The NSF Cloud Workshop

On December 11th and 12th the NSF hosted a workshop on experimental support for cloud computing.   The focus of the event was to acquaint the community with two new and exciting cloud research testbeds.   One project is the Chameleon cloud and the other is the CloudLab  project.   These two very interesting projects grow out of two different communities of researchers, but the both seek to satisfy some important goals.   Chameleon is an evolution of the FutureGrid project and led by Kate Keahey of the Computation Institute of the University of Chicago and Argonne and Dan Stanzione of the Texas Advanced Computing Center.  Additional participants include Joe Mambretti from Northwestern, D.K. Panda from Ohio State, Paul Rad from UT San Antonio and Warren Smith from UT Austin.  CloudLab is the result of a collaboration of the University of Utah, Clemson University, the University of Wisconsin Madison, the University of Massachusetts Amherst led by Robert Ricci, Aditya Akella, KC Wang, Chip Elliott, Mike Zink and Glen Richart.   CloudLab is really an evolution of aspects of the long running and successful NSF GINI project.

With one project coming from the tradition of high performance computing and the other from the world of advanced computer networking, I was expecting to see a fairly divergent set of plans.   Instead what we saw was a pair of well thought out infrastructure facility designs that can support the systems research community  very nicely.

The two facilities are different but they are also complementary.   CloudLab emphasizes a more heterogeneous set of resources.  For example it includes a subcluster that is based on low power ARM processors and even some FPGA support on another subcluster.    Chameleon  is a distributed by homogeneous system with part of it housed at Argonne and rest at TACC.    Both projects make extensive use of software defined networks and Internet2 to provide high bandwidth networking between sites.  And both provide bare metal to Openstack-based software stacks.

An important point was made about the role of these two facilities in the nations cyber-infrastructure.  These facilities are not designed to replace access to public clouds like those from Amazon, Google and Microsoft.  Nor are they intended to serve the same HPC workloads as the NSF Supercomputers. They are designed to provide a platform for the basic systems research that cannot be carried out on these existing resources.   For example,  consider research that optimizes the cloud software stack.   Or applications that explore  dynamically moving computational loads across geographic regions or offloading computationally intensive tasks to dedicated HPC resources.  For example, can we transparently migrate large machine learning tasks from the Chameleon cloud to the TACC supercomputer?   How can we optimize the storage system so that large data collections can be prefetched and streamed to computational analytics as it is needed?  How does one optimize  virtualization to support new analytics algorithms that can utilize FPGAs or GPGPUs?

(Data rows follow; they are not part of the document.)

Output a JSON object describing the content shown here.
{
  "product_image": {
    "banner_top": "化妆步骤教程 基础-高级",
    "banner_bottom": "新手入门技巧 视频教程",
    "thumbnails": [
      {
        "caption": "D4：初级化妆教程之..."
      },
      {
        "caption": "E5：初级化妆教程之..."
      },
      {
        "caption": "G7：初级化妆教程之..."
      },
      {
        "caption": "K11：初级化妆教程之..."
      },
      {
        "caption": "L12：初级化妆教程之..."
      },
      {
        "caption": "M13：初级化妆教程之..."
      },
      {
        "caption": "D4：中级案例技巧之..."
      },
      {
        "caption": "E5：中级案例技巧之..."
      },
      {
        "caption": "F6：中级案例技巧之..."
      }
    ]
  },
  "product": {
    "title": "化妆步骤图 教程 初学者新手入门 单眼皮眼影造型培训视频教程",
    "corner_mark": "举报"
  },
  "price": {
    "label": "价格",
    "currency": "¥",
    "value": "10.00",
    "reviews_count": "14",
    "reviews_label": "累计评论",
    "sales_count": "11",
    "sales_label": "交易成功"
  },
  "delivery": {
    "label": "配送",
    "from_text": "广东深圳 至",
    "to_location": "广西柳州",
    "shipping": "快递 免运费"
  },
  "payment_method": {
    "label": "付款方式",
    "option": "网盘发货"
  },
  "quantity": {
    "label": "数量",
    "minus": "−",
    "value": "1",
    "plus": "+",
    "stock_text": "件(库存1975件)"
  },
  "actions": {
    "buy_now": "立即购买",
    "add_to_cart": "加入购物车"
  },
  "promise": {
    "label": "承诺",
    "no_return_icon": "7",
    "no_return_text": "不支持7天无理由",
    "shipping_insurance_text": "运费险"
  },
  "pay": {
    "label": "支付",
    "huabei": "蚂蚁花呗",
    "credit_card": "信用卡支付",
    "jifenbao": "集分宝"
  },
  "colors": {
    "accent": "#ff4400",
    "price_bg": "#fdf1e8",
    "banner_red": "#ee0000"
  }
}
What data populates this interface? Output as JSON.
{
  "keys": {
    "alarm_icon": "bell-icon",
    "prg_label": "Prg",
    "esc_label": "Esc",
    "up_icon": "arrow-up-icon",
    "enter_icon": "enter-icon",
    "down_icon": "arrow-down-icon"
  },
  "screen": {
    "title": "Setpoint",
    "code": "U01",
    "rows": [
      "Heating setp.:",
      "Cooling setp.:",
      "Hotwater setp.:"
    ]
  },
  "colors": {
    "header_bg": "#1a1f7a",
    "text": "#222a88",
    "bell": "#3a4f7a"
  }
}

The workshop itself allowed the community to present ideas for applications of the infrastructure.  One presentation from Amit Majumdar described the Science Gateway project from the XSEDE NSF Supercomputing collaboration.   The Science Gateways provide web interfaces to application domain tools.  Together the science gateways support about 1/3 of the XSEDE scientific users.  For example, CIPRES is a science gateway for phylogentics research and NSG is a gateway for computational  neuroscience.  CIPRES provides access to several high performance parallel codes for inference of large phylogenetic trees through a web interface.  This is a perfect example of how a cloud infrastructure and a supercomputing facility can work together.   Clouds were created to support thousands of concurrent users and Gateway web interfaces are a perfect use case.  The gateway can support hundreds of “small” (32 core) parallel runs submitted by users and bigger computations can be submitted to the supercomputing queue.  NSG provides similar  services to the neuroscience community.  These and other gateways also  provide tools for scientific communities to share data and collaborate.  Again this is a perfect cloud application.   The only real concern I have is that much of what can be done with science gateways  can be also done on existing public clouds.  The challenge is to devise a research plan that makes use of the unique capabilities of Chameleon and CloudLab.

Another topic that was discussed was real-time management of data from cars and other sensor driven systems.  It is conceivable that we can redesign our entire transportation system if we can collect the data streaming from autonomous vehicles and send it to intelligent management systems that “instantly” calculate route and velocity data for each vehicle.  This is not possible with current public clouds because of latency and other performance issues.  This is a perfect topic to be supported by Chameleon and CloudLab.